Of course the number one priority of her party and its supporters is independence, and yet she is no closer to delivering on that than she was when she was sworn in on 20 November 2014. Indeed public support for that constitutional project has reduced - subsumed by pandemic concerns and now the cost of living crisis.
And yet, those popularity ratings do not lie.
Without doubt she has a remarkable ability to connect with people, to be down to earth with voters (if not always with journalists). To be just like them - to sound like them. She has no airs and graces, will take a selfie with anyone who asks, and many Scots lap it when they feel she's "getting someone telt" (again particularly journalists or indeed Tories). Despite being known as a micro-manager she also inspires fierce loyalty in those who work closely with her.
But she has also been a lucky First Minister. Lucky in the poor quality of her opposition in Holyrood over much of her eight years. Lucky in being able to draw a line between Scotland and England over the issue of Brexit and Europe. Lucky in having a Conservative like Boris Johnson as the sitting Prime Minister. His popularity in Scotland sits at minus 69.

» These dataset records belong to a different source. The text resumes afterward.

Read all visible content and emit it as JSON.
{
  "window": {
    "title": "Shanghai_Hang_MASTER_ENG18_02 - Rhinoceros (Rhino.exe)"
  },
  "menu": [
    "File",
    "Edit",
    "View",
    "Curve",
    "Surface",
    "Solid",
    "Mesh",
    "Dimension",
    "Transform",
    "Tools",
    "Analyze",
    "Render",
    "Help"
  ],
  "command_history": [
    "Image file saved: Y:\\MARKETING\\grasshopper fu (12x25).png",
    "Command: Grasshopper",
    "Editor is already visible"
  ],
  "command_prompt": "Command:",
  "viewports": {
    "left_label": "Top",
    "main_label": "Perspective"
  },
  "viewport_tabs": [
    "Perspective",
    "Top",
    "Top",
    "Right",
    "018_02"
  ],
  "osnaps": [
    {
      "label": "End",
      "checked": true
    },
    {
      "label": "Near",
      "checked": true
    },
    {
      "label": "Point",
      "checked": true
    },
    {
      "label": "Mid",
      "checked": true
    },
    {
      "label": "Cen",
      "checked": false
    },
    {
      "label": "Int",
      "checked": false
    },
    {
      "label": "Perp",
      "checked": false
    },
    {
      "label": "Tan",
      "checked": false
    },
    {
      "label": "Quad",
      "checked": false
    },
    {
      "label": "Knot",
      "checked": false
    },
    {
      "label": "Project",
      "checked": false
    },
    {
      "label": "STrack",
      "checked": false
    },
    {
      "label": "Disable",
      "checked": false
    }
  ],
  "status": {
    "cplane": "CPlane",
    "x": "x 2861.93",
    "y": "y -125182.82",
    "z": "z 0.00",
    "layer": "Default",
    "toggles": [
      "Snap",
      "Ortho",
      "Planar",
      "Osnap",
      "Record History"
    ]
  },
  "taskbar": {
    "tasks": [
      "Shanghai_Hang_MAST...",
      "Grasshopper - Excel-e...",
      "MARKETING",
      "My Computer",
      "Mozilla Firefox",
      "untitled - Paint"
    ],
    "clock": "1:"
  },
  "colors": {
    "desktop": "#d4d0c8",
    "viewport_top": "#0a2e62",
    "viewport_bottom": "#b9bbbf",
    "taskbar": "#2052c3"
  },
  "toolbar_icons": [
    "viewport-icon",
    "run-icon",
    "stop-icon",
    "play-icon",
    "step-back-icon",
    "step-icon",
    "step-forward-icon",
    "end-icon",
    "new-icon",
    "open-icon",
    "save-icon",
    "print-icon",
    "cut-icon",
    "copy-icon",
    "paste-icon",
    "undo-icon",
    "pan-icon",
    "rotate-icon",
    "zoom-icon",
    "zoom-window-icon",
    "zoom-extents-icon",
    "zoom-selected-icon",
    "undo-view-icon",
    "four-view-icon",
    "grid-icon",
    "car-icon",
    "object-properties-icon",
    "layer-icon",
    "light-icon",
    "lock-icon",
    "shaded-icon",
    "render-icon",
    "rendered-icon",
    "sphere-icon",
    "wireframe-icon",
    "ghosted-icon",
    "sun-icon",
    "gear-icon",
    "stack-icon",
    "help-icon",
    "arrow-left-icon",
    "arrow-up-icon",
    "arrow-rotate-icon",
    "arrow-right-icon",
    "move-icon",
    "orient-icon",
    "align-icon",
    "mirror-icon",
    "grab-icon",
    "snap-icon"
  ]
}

Luck of course only takes you so far. She says she will serve a full term as FM after being re-elected last year and that she will deliver a second independence referendum by the end of 2023. If she doesn't - and there seems to be no resolution around just how that will happen with the support of the UK government - it is entirely possible her period as First Minister might end at that point. Though it would only be the loss of such a referendum which would see her "make way" as she told the Loose Women panel.
Today though, she has reached a milestone. And it's one that successors, of any political stripe, will find hard to match.